Jackass knowledge

Jackass knowledge

Metafilter with well over 500 responses on wrongness:

What in life did it take you a surprisingly long time to realize you’ve been doing wrong all along?

I once cooked expertly with my rangetop stove, when I moved to the city of Kobe, something I frankly knew nothing about. The device was waiting for me in my village apartment when I arrived, so I did to it with food what it seemed wont to do, interpreting its icons as called for. Toast in one area, fish in another, mochi, and so on. I had it all worked out. I spoke of this phenomenon with pride until, abruptly, a Japanese friend pointed out I had juryrigged it beyond recognition. I was doing it all wrong. And badly.
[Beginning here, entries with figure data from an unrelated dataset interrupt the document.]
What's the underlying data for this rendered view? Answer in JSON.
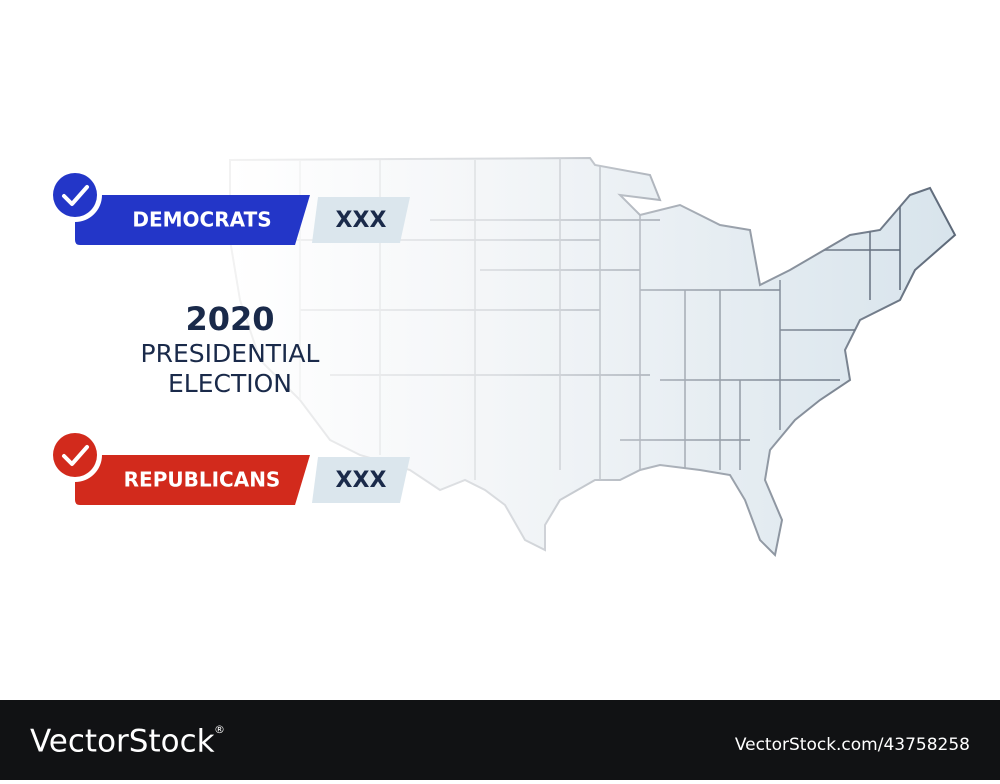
{
  "header": {
    "year": "2020",
    "line1": "PRESIDENTIAL",
    "line2": "ELECTION"
  },
  "parties": [
    {
      "name": "DEMOCRATS",
      "count": "XXX"
    },
    {
      "name": "REPUBLICANS",
      "count": "XXX"
    }
  ],
  "footer": {
    "brand": "VectorStock",
    "mark": "®",
    "id": "VectorStock.com/43758258"
  }
}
Since 1995 — when it was sort of coined by an episode of This American Life (00:00-04:01) — it’s been fun to call out “Jackass Knowledge.” There’s a point in conversation, a point at which information begins to thin, to stretch, to bend, and you take that shred of information you read online, in the Times, or heard from a friend, and you stretch it beyond where it truly belongs. It often comes in the form of talks we get into on subjects like partially hydrogenated oil, the frontal cortex, sustainable coffee bean suppliers, and the pythagorean theorem. The trouble is when you have a little information, you can go too far. And then, you’re well, you know.